Şimdi, Âdem (a.s.) la İblis olayı Kur’an-ı Kerim’de sekiz yerde, sekiz ayrı küme halinde açıklanmıştır. Biz bunlardan konumuzla ilgili olanlarını okuyacağız inşallah. Bu da enteresan, şimdi, sekiz; önce iki, ikinin iki katı dört, dördün iki katı sekiz. Bazı yerlerde böyle ama tamamında bunu böyle henüz tespit edebilmiş değiliz. Daha zaten işin başındayız. Belki ilerisinde bunla alakalı çalışmalar artarsa, bu sayılarla ilgili, ikinin katları şeklinde mi gidiyor, başka şekilde mi gidiyor, onu daha net olarak ortaya koyabiliriz. İkinin katları şeklinde gittiği çok kesin de, iki, dört, sekiz, on altı, otuz iki öyle mi gidiyor, yoksa iki dört altı sekiz on şeklinde mi gidiyor bu birbirini açıklayan ayetler. Onlar inşallah daha sonra bu konuda uzun uzun çalışmalar yapıldığı zaman ortaya çıkar.
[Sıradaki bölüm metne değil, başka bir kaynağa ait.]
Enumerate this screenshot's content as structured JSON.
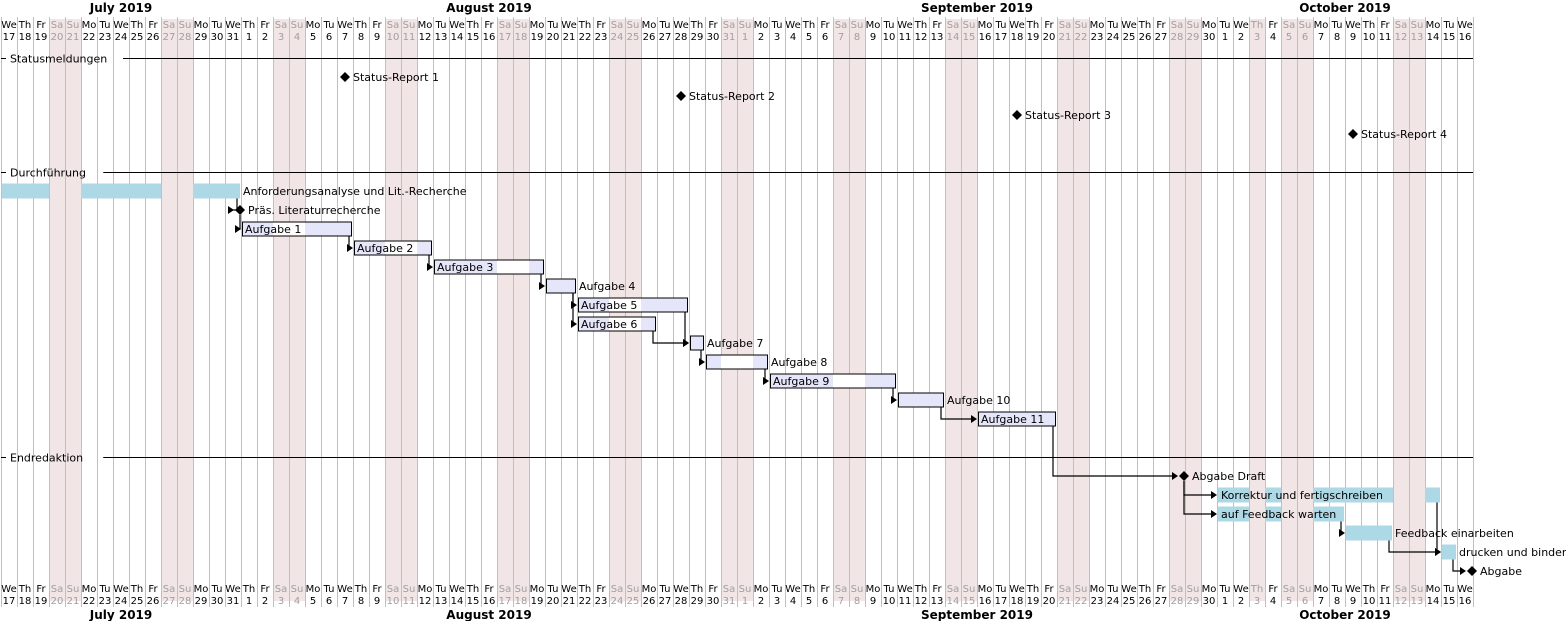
{
  "start_date": "2019-07-17",
  "end_date": "2019-10-16",
  "colors": {
    "weekend_bg": "#f1e5e5",
    "grid_line": "#c0c0c0",
    "bar_light_blue": "#add8e6",
    "bar_lavender": "#e6e6fa",
    "bar_border": "#000000",
    "milestone": "#000000",
    "text": "#000000",
    "weekend_text": "#a0a0a0"
  },
  "months": [
    {
      "label": "July 2019",
      "start": "2019-07-17",
      "end": "2019-07-31"
    },
    {
      "label": "August 2019",
      "start": "2019-08-01",
      "end": "2019-08-31"
    },
    {
      "label": "September 2019",
      "start": "2019-09-01",
      "end": "2019-09-30"
    },
    {
      "label": "October 2019",
      "start": "2019-10-01",
      "end": "2019-10-16"
    }
  ],
  "day_abbrev": [
    "Su",
    "Mo",
    "Tu",
    "We",
    "Th",
    "Fr",
    "Sa"
  ],
  "closed_days": [
    "2019-10-03"
  ],
  "sections": [
    {
      "name": "Statusmeldungen",
      "row": 0
    },
    {
      "name": "Durchführung",
      "row": 6
    },
    {
      "name": "Endredaktion",
      "row": 21
    }
  ],
  "tasks": [
    {
      "id": "s1",
      "name": "Status-Report 1",
      "type": "milestone",
      "start": "2019-08-07",
      "row": 1
    },
    {
      "id": "s2",
      "name": "Status-Report 2",
      "type": "milestone",
      "start": "2019-08-28",
      "row": 2
    },
    {
      "id": "s3",
      "name": "Status-Report 3",
      "type": "milestone",
      "start": "2019-09-18",
      "row": 3
    },
    {
      "id": "s4",
      "name": "Status-Report 4",
      "type": "milestone",
      "start": "2019-10-09",
      "row": 4
    },
    {
      "id": "a0",
      "name": "Anforderungsanalyse und Lit.-Recherche",
      "type": "bar",
      "style": "blue",
      "start": "2019-07-17",
      "end": "2019-07-31",
      "row": 7,
      "label_pos": "right"
    },
    {
      "id": "m1",
      "name": "Präs. Literaturrecherche",
      "type": "milestone",
      "start": "2019-07-31",
      "row": 8
    },
    {
      "id": "t1",
      "name": "Aufgabe 1",
      "type": "bar",
      "style": "lavender",
      "start": "2019-08-01",
      "end": "2019-08-07",
      "row": 9,
      "label_pos": "inside"
    },
    {
      "id": "t2",
      "name": "Aufgabe 2",
      "type": "bar",
      "style": "lavender",
      "start": "2019-08-08",
      "end": "2019-08-12",
      "row": 10,
      "label_pos": "inside"
    },
    {
      "id": "t3",
      "name": "Aufgabe 3",
      "type": "bar",
      "style": "lavender",
      "start": "2019-08-13",
      "end": "2019-08-19",
      "row": 11,
      "label_pos": "inside"
    },
    {
      "id": "t4",
      "name": "Aufgabe 4",
      "type": "bar",
      "style": "lavender",
      "start": "2019-08-20",
      "end": "2019-08-21",
      "row": 12,
      "label_pos": "right"
    },
    {
      "id": "t5",
      "name": "Aufgabe 5",
      "type": "bar",
      "style": "lavender",
      "start": "2019-08-22",
      "end": "2019-08-28",
      "row": 13,
      "label_pos": "inside"
    },
    {
      "id": "t6",
      "name": "Aufgabe 6",
      "type": "bar",
      "style": "lavender",
      "start": "2019-08-22",
      "end": "2019-08-26",
      "row": 14,
      "label_pos": "inside"
    },
    {
      "id": "t7",
      "name": "Aufgabe 7",
      "type": "bar",
      "style": "lavender",
      "start": "2019-08-29",
      "end": "2019-08-29",
      "row": 15,
      "label_pos": "right"
    },
    {
      "id": "t8",
      "name": "Aufgabe 8",
      "type": "bar",
      "style": "lavender",
      "start": "2019-08-30",
      "end": "2019-09-02",
      "row": 16,
      "label_pos": "right"
    },
    {
      "id": "t9",
      "name": "Aufgabe 9",
      "type": "bar",
      "style": "lavender",
      "start": "2019-09-03",
      "end": "2019-09-10",
      "row": 17,
      "label_pos": "inside"
    },
    {
      "id": "t10",
      "name": "Aufgabe 10",
      "type": "bar",
      "style": "lavender",
      "start": "2019-09-11",
      "end": "2019-09-13",
      "row": 18,
      "label_pos": "right"
    },
    {
      "id": "t11",
      "name": "Aufgabe 11",
      "type": "bar",
      "style": "lavender",
      "start": "2019-09-16",
      "end": "2019-09-20",
      "row": 19,
      "label_pos": "inside"
    },
    {
      "id": "d1",
      "name": "Abgabe Draft",
      "type": "milestone",
      "start": "2019-09-28",
      "row": 22
    },
    {
      "id": "k1",
      "name": "Korrektur und fertigschreiben",
      "type": "bar",
      "style": "blue",
      "start": "2019-10-01",
      "end": "2019-10-14",
      "row": 23,
      "label_pos": "inside"
    },
    {
      "id": "f1",
      "name": "auf Feedback warten",
      "type": "bar",
      "style": "blue",
      "start": "2019-10-01",
      "end": "2019-10-08",
      "row": 24,
      "label_pos": "inside"
    },
    {
      "id": "e1",
      "name": "Feedback einarbeiten",
      "type": "bar",
      "style": "blue",
      "start": "2019-10-09",
      "end": "2019-10-11",
      "row": 25,
      "label_pos": "right"
    },
    {
      "id": "p1",
      "name": "drucken und binden",
      "type": "bar",
      "style": "blue",
      "start": "2019-10-15",
      "end": "2019-10-15",
      "row": 26,
      "label_pos": "right"
    },
    {
      "id": "g1",
      "name": "Abgabe",
      "type": "milestone",
      "start": "2019-10-16",
      "row": 27
    }
  ],
  "links": [
    [
      "a0",
      "m1"
    ],
    [
      "m1",
      "t1"
    ],
    [
      "t1",
      "t2"
    ],
    [
      "t2",
      "t3"
    ],
    [
      "t3",
      "t4"
    ],
    [
      "t4",
      "t5"
    ],
    [
      "t4",
      "t6"
    ],
    [
      "t5",
      "t7"
    ],
    [
      "t6",
      "t7"
    ],
    [
      "t7",
      "t8"
    ],
    [
      "t8",
      "t9"
    ],
    [
      "t9",
      "t10"
    ],
    [
      "t10",
      "t11"
    ],
    [
      "t11",
      "d1"
    ],
    [
      "d1",
      "k1"
    ],
    [
      "d1",
      "f1"
    ],
    [
      "f1",
      "e1"
    ],
    [
      "k1",
      "p1"
    ],
    [
      "e1",
      "p1"
    ],
    [
      "p1",
      "g1"
    ]
  ]
}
Şimdi, tekrar 34. ayet-i kerimeye dönüyoruz;
“Ve iz kulna lil melaiketiscudu li ademe fe secedu illa iblis”
“Meleklere Âdem’e secde edin diye emretmiştik” diyor Allah-u Teâlâ “hemen, hepsi secdeye kapandı, sadece İblis kapanmadı”
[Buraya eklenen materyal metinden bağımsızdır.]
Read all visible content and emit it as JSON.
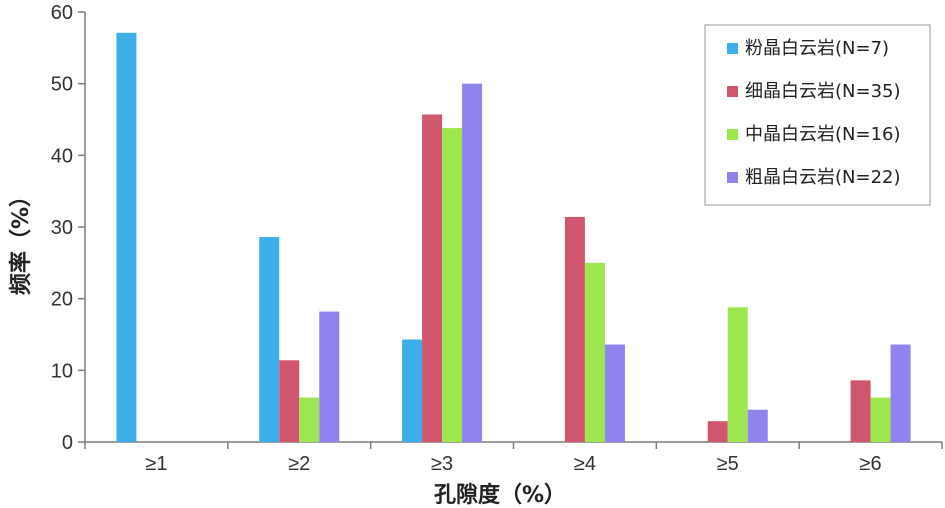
{
  "chart_data": {
    "type": "bar",
    "xlabel": "孔隙度（%）",
    "ylabel": "频率（%）",
    "ylim": [
      0,
      60
    ],
    "yticks": [
      "0",
      "10",
      "20",
      "30",
      "40",
      "50",
      "60"
    ],
    "categories": [
      "≥1",
      "≥2",
      "≥3",
      "≥4",
      "≥5",
      "≥6"
    ],
    "grid": false,
    "legend_position": "top-right",
    "series": [
      {
        "name": "粉晶白云岩(N=7)",
        "color": "#3daee9",
        "values": [
          57.1,
          28.6,
          14.3,
          0,
          0,
          0
        ]
      },
      {
        "name": "细晶白云岩(N=35)",
        "color": "#d0566e",
        "values": [
          0,
          11.4,
          45.7,
          31.4,
          2.9,
          8.6
        ]
      },
      {
        "name": "中晶白云岩(N=16)",
        "color": "#9ee64f",
        "values": [
          0,
          6.2,
          43.8,
          25.0,
          18.8,
          6.2
        ]
      },
      {
        "name": "粗晶白云岩(N=22)",
        "color": "#8f84ee",
        "values": [
          0,
          18.2,
          50.0,
          13.6,
          4.5,
          13.6
        ]
      }
    ]
  }
}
Bu emir verilinceye kadar İblis gayet itaatkâr, hiçbir problemi yok, mümin bir varlıktı
“eba vestekbera ve kane minel kâfirîn. ”
“eba” “direndi”, “vestekbera” “kendisini büyük gördü”, “ve kane minel kâfirîn.” “ve böylece kâfirlerden oldu.”
Demek ki burada kâfirliğin iki sebebi anlatılmış oluyor ki bu son derece önemli, ilk kâfir olan İblis olduğu için. “Direnmek” ve “Kendini büyük görmek”. Allah’a karşı direniyor ve kendisini Cenab-ı Hakk’a karşı büyük görüyor.
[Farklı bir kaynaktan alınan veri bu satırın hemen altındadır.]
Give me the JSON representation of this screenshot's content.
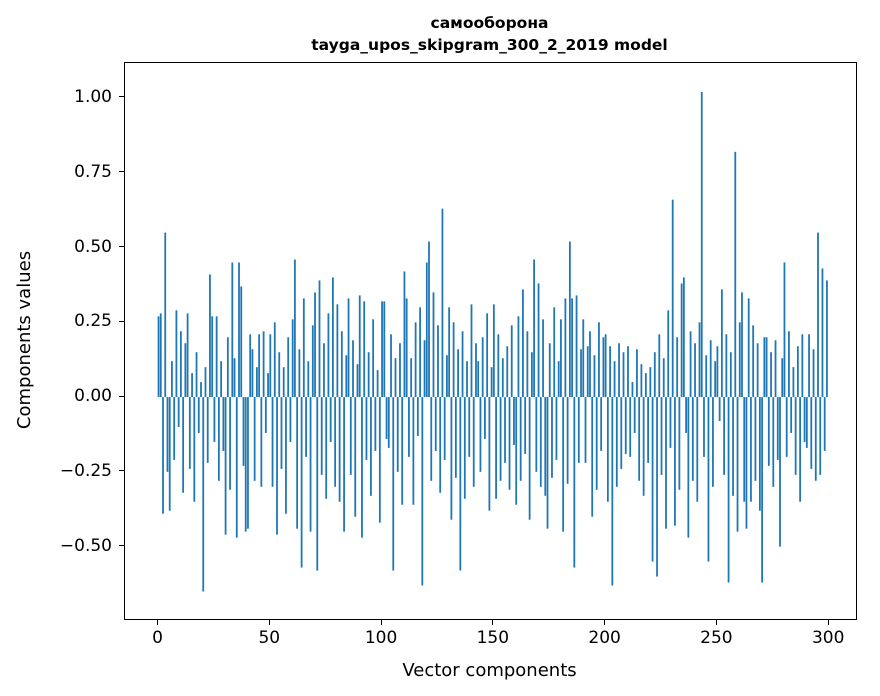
{
  "chart_data": {
    "type": "bar",
    "title": "самооборона",
    "subtitle": "tayga_upos_skipgram_300_2_2019 model",
    "xlabel": "Vector components",
    "ylabel": "Components values",
    "xlim": [
      -15,
      312
    ],
    "ylim": [
      -0.742,
      1.117
    ],
    "bar_width": 0.8,
    "color": "#1f77b4",
    "grid": false,
    "legend": "none",
    "yticks": [
      {
        "label": "1.00",
        "value": 1.0
      },
      {
        "label": "0.75",
        "value": 0.75
      },
      {
        "label": "0.50",
        "value": 0.5
      },
      {
        "label": "0.25",
        "value": 0.25
      },
      {
        "label": "0.00",
        "value": 0.0
      },
      {
        "label": "−0.25",
        "value": -0.25
      },
      {
        "label": "−0.50",
        "value": -0.5
      }
    ],
    "xticks": [
      {
        "label": "0",
        "value": 0
      },
      {
        "label": "50",
        "value": 50
      },
      {
        "label": "100",
        "value": 100
      },
      {
        "label": "150",
        "value": 150
      },
      {
        "label": "200",
        "value": 200
      },
      {
        "label": "250",
        "value": 250
      },
      {
        "label": "300",
        "value": 300
      }
    ],
    "x_start": 0,
    "values": [
      0.27,
      0.28,
      -0.39,
      0.55,
      -0.25,
      -0.38,
      0.12,
      -0.21,
      0.29,
      -0.1,
      0.22,
      -0.32,
      0.18,
      0.28,
      -0.24,
      0.08,
      -0.35,
      0.15,
      -0.12,
      0.05,
      -0.65,
      0.1,
      -0.22,
      0.41,
      0.27,
      -0.15,
      0.27,
      -0.28,
      0.12,
      -0.18,
      -0.46,
      0.2,
      -0.31,
      0.45,
      0.13,
      -0.47,
      0.45,
      0.37,
      -0.23,
      -0.45,
      -0.44,
      0.21,
      0.16,
      -0.28,
      0.1,
      0.21,
      -0.3,
      0.22,
      -0.12,
      0.08,
      0.21,
      -0.3,
      0.25,
      -0.46,
      0.15,
      -0.24,
      0.1,
      -0.39,
      0.2,
      -0.15,
      0.26,
      0.46,
      -0.44,
      0.16,
      -0.57,
      0.33,
      -0.2,
      0.12,
      -0.45,
      0.24,
      0.35,
      -0.58,
      0.39,
      -0.26,
      0.18,
      -0.34,
      0.28,
      -0.15,
      0.4,
      -0.3,
      0.31,
      -0.35,
      0.22,
      -0.45,
      0.14,
      0.33,
      -0.26,
      0.19,
      -0.4,
      0.11,
      0.34,
      -0.47,
      0.32,
      -0.21,
      0.15,
      -0.33,
      0.26,
      -0.18,
      0.09,
      -0.42,
      0.32,
      0.32,
      -0.14,
      -0.17,
      0.21,
      -0.58,
      0.13,
      -0.25,
      0.18,
      -0.36,
      0.42,
      0.33,
      -0.2,
      0.13,
      -0.36,
      0.25,
      -0.13,
      0.3,
      -0.63,
      0.19,
      0.45,
      0.52,
      -0.28,
      0.35,
      -0.18,
      0.24,
      -0.32,
      0.63,
      -0.21,
      0.14,
      0.3,
      -0.41,
      0.25,
      -0.27,
      0.16,
      -0.58,
      0.22,
      -0.34,
      0.12,
      -0.2,
      0.31,
      -0.3,
      0.18,
      0.12,
      -0.25,
      0.2,
      -0.14,
      0.28,
      -0.38,
      0.1,
      0.31,
      -0.34,
      0.21,
      -0.28,
      0.13,
      -0.22,
      0.17,
      -0.31,
      0.24,
      -0.16,
      -0.36,
      0.27,
      -0.28,
      0.36,
      -0.19,
      0.22,
      -0.41,
      0.15,
      0.46,
      -0.25,
      0.38,
      -0.3,
      0.26,
      -0.33,
      -0.44,
      0.18,
      -0.27,
      0.3,
      -0.21,
      0.12,
      0.26,
      -0.45,
      0.33,
      -0.29,
      0.52,
      0.33,
      -0.57,
      0.34,
      -0.22,
      0.16,
      0.26,
      -0.22,
      0.17,
      0.22,
      -0.4,
      0.14,
      -0.31,
      0.25,
      -0.18,
      0.2,
      0.21,
      -0.35,
      0.17,
      -0.63,
      0.12,
      -0.3,
      0.18,
      -0.24,
      0.15,
      -0.19,
      0.17,
      -0.2,
      0.05,
      -0.12,
      0.16,
      -0.28,
      0.11,
      -0.33,
      0.08,
      -0.22,
      0.1,
      -0.55,
      0.15,
      -0.6,
      0.21,
      -0.26,
      0.13,
      -0.44,
      0.29,
      -0.17,
      0.66,
      -0.43,
      0.2,
      -0.31,
      0.38,
      0.4,
      -0.12,
      -0.47,
      0.22,
      -0.28,
      0.18,
      -0.35,
      0.25,
      1.02,
      -0.2,
      0.14,
      -0.55,
      0.19,
      -0.3,
      0.12,
      0.17,
      -0.08,
      0.36,
      -0.26,
      0.21,
      -0.62,
      0.15,
      -0.33,
      0.82,
      -0.45,
      0.25,
      0.35,
      -0.35,
      -0.44,
      0.33,
      -0.35,
      0.24,
      -0.28,
      0.18,
      -0.38,
      -0.62,
      0.2,
      0.2,
      -0.23,
      0.15,
      -0.3,
      0.19,
      -0.21,
      -0.5,
      0.13,
      0.45,
      -0.2,
      0.22,
      -0.12,
      0.1,
      -0.26,
      0.17,
      -0.35,
      0.21,
      -0.15,
      -0.17,
      0.21,
      -0.24,
      0.16,
      -0.28,
      0.55,
      -0.26,
      0.43,
      -0.18,
      0.39
    ]
  }
}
Şimdi bunun direnmesinin nasıl olduğunu Âraf suresinde biraz daha açık şekilde görme imkânımız olacak. 7. surenin 12. ayetini açabilirseniz oradan biraz daha, 151. sayfa. orada Allah-u Teâlâ şöyle buyuruyor:
“Kale ma meneake ella tescude iz emartuk, kale ene hayrum minhhalakteni min nariv ve halaktehu min tîn.”(7/12)
“Cenab-ı Hakk, İblis’e şöyle dedi: “Sana emrettiğim sırada secde etmeni engelleyen ne oldu?”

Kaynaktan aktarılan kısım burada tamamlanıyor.